Je n'y vois que du feu. Devant moi, sur la scène, l'homme aux

gants blancs, souliers cirés, et chapeau haut, fait apparaître par magie toutes sortes de fleurs et d'artifices. Il claque des doigts par ici, une fleur

s'épanouit par là. Il souffle sur un tas de paillettes, et une douzaine de pâquerettes volent en fête. Le derrière cloué à mon strapontin, je regarde ébahi la magie qui s'opère devant moi. Le prestidigitateur impressionne son public, éclabousse la scène de fleurs tel un arc-en-ciel zigzaguant dans un labyrinthe de sons et de lumières.
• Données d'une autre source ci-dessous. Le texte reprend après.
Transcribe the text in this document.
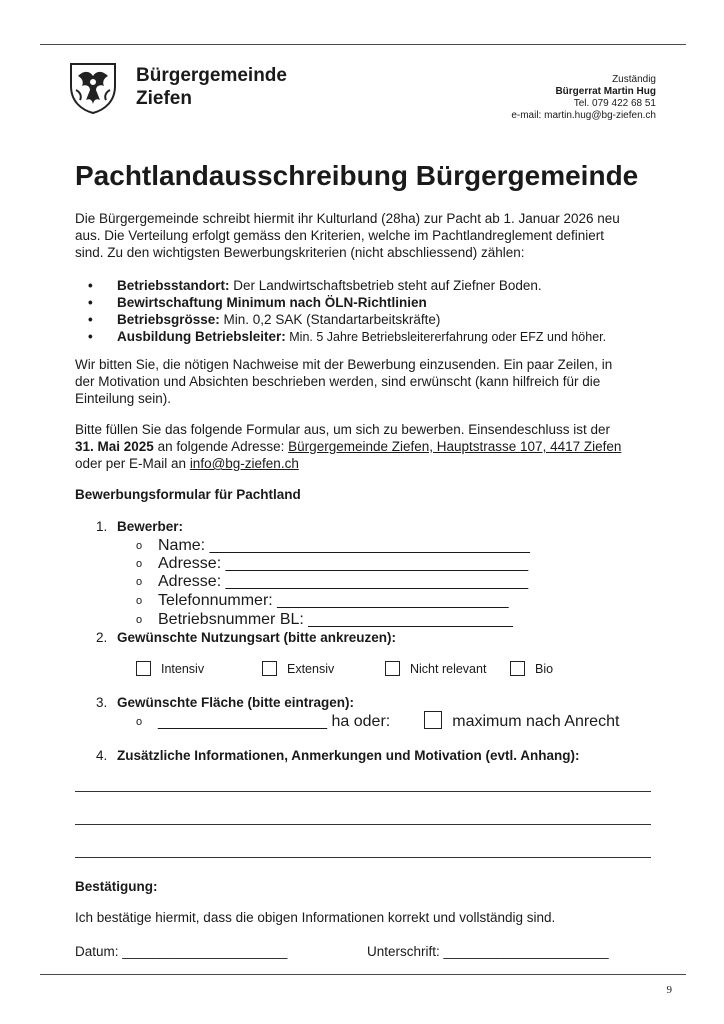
Bürgergemeinde
Ziefen
Zuständig
Bürgerrat Martin Hug
Tel. 079 422 68 51
e-mail: martin.hug@bg-ziefen.ch
Pachtlandausschreibung Bürgergemeinde
Die Bürgergemeinde schreibt hiermit ihr Kulturland (28ha) zur Pacht ab 1. Januar 2026 neu
aus. Die Verteilung erfolgt gemäss den Kriterien, welche im Pachtlandreglement definiert
sind. Zu den wichtigsten Bewerbungskriterien (nicht abschliessend) zählen:
• Betriebsstandort: Der Landwirtschaftsbetrieb steht auf Ziefner Boden.
• Bewirtschaftung Minimum nach ÖLN-Richtlinien
• Betriebsgrösse: Min. 0,2 SAK (Standartarbeitskräfte)
• Ausbildung Betriebsleiter: Min. 5 Jahre Betriebsleitererfahrung oder EFZ und höher.
Wir bitten Sie, die nötigen Nachweise mit der Bewerbung einzusenden. Ein paar Zeilen, in
der Motivation und Absichten beschrieben werden, sind erwünscht (kann hilfreich für die
Einteilung sein).
Bitte füllen Sie das folgende Formular aus, um sich zu bewerben. Einsendeschluss ist der
31. Mai 2025 an folgende Adresse: Bürgergemeinde Ziefen, Hauptstrasse 107, 4417 Ziefen
oder per E-Mail an info@bg-ziefen.ch
Bewerbungsformular für Pachtland
1. Bewerber:
o Name: ____________________________________
o Adresse: __________________________________
o Adresse: __________________________________
o Telefonnummer: __________________________
o Betriebsnummer BL: _______________________
2. Gewünschte Nutzungsart (bitte ankreuzen):
Intensiv	Extensiv	Nicht relevant	Bio
3. Gewünschte Fläche (bitte eintragen):
o ___________________ ha oder:	maximum nach Anrecht
4. Zusätzliche Informationen, Anmerkungen und Motivation (evtl. Anhang):
Bestätigung:
Ich bestätige hiermit, dass die obigen Informationen korrekt und vollständig sind.
Datum: ______________________	Unterschrift: ______________________
9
Habillé tout de noir dans cet univers merveilleux, il virevolte et tournoie sur les planches du théâtre. Ses mouvements furtifs laissent l'assistance bouche bée, les yeux rivés sur l'invisible, éblouie par la danse magique, par les fleurs jaillissant de nulle part, et les éclats de joie dans les airs. Tout est parfait, quand soudain, en coulisse, un technicien passe avec un miroir à l'instant même où le rideau se soulevait. Ce fut assez pour moi, en une fraction de

seconde j'ai pu apercevoir l'invisible. Rien de magique, en fait. J'ai tout vu.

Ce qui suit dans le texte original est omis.